Я этого не смог перетерпеть. Что я, мальчишка, что ли, чтобы меня бить? Пришел и доложил, а заместо правды меня в карцер да опять бить. А вернулся — так издевались... Просто до чего плохо жилось... Здесь же я все прощаю, все вместе мучимся.

Истинная правда, товарищ, что терпеть скоро нельзя станет. Теперь тебя «эй» кличут, а скоро по-собачьему на свист идти прикажут. Дал я себе зарок — до малого сроку дотерпеть. А не будет перемены, начну, братцы, по-умному бунтовать. Есть у меня человечек один, обучит.

Отец ли мне командир — того и шепотом не скажешь... Отечеству ли они сыны верные — того и во сне подумать не смей... А уж для ча они себя учили да на нашем горбу барствовали — того и на смертном одре не признаешься...

Не обрался я беды,

Как попал я вот сюды.

Не пришелся я по нраву,

Никогда не буду правый.

Нету хуже взводного,

Для кого невгодного,

Все ругается, да бьет,

Да со свету сживет.

По окопу немец шкварит,

По сусалам взводный жарит,

Не житье, а чисто ад,

Я домой удрать бы рад.

А домой не удерешь,

Дезертиром пропадешь.

IV. КАКИЕ БЫЛИ ТОВАРИЩИ

Такая от друга радость да веселье. Гнешь, бывало, на работе спину, жилы из себя тянешь, а как вспомнишь — вот вечерок-то с товарищем степлю — и так-то ладно станет, никакая каторга не отягчит.

Я как стал средь войны жить, так и стала мне война что дом мой, а солдаты уж таки товарищи — при самой смерти вместе. Дома-то один я, хоть и семья кругом.

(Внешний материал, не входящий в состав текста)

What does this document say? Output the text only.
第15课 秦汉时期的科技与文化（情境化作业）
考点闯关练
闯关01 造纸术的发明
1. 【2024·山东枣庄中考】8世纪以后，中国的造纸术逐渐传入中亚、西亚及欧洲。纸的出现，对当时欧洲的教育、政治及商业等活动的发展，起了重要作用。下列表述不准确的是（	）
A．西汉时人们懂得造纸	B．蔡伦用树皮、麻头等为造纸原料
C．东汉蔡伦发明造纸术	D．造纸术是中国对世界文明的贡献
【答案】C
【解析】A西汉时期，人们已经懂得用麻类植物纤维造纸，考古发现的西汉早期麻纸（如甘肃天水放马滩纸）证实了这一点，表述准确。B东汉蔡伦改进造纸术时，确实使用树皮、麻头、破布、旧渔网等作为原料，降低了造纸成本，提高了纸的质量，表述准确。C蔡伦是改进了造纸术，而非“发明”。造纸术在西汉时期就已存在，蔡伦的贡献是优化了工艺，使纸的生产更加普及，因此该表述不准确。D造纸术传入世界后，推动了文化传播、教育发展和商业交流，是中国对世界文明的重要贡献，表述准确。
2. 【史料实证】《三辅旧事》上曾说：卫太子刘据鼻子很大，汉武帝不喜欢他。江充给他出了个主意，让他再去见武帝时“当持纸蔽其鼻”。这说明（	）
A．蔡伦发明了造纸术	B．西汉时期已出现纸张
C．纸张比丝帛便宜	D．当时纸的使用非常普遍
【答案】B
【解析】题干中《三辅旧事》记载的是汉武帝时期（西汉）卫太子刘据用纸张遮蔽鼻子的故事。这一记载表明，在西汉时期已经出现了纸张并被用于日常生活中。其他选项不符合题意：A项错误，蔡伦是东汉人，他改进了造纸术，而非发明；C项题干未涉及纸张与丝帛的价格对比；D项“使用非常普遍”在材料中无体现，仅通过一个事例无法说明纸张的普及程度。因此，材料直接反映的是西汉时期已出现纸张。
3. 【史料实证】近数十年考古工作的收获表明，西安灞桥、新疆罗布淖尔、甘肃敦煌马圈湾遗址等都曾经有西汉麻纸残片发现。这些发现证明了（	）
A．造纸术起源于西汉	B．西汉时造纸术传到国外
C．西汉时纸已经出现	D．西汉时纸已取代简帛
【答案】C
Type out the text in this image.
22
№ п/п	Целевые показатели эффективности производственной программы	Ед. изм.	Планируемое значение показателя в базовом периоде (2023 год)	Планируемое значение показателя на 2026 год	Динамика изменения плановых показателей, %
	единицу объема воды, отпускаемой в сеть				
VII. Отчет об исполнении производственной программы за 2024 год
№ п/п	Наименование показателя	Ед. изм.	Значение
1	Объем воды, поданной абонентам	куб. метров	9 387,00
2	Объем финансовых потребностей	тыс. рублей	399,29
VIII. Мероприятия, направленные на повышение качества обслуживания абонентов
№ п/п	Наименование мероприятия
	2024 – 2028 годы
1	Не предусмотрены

Да, был и у меня дружок, Саватьев, постарше меня малость да и поумнее будто. Любил я его, как душу свою али больше. И стал он на литейном своем деле кровью заливаться, кашлять. На глазах стаял. Схоронил я его — решился просто радости всякой. Года два от улыбки мне больно было, а смеяться так и по сие время не очень наловчился.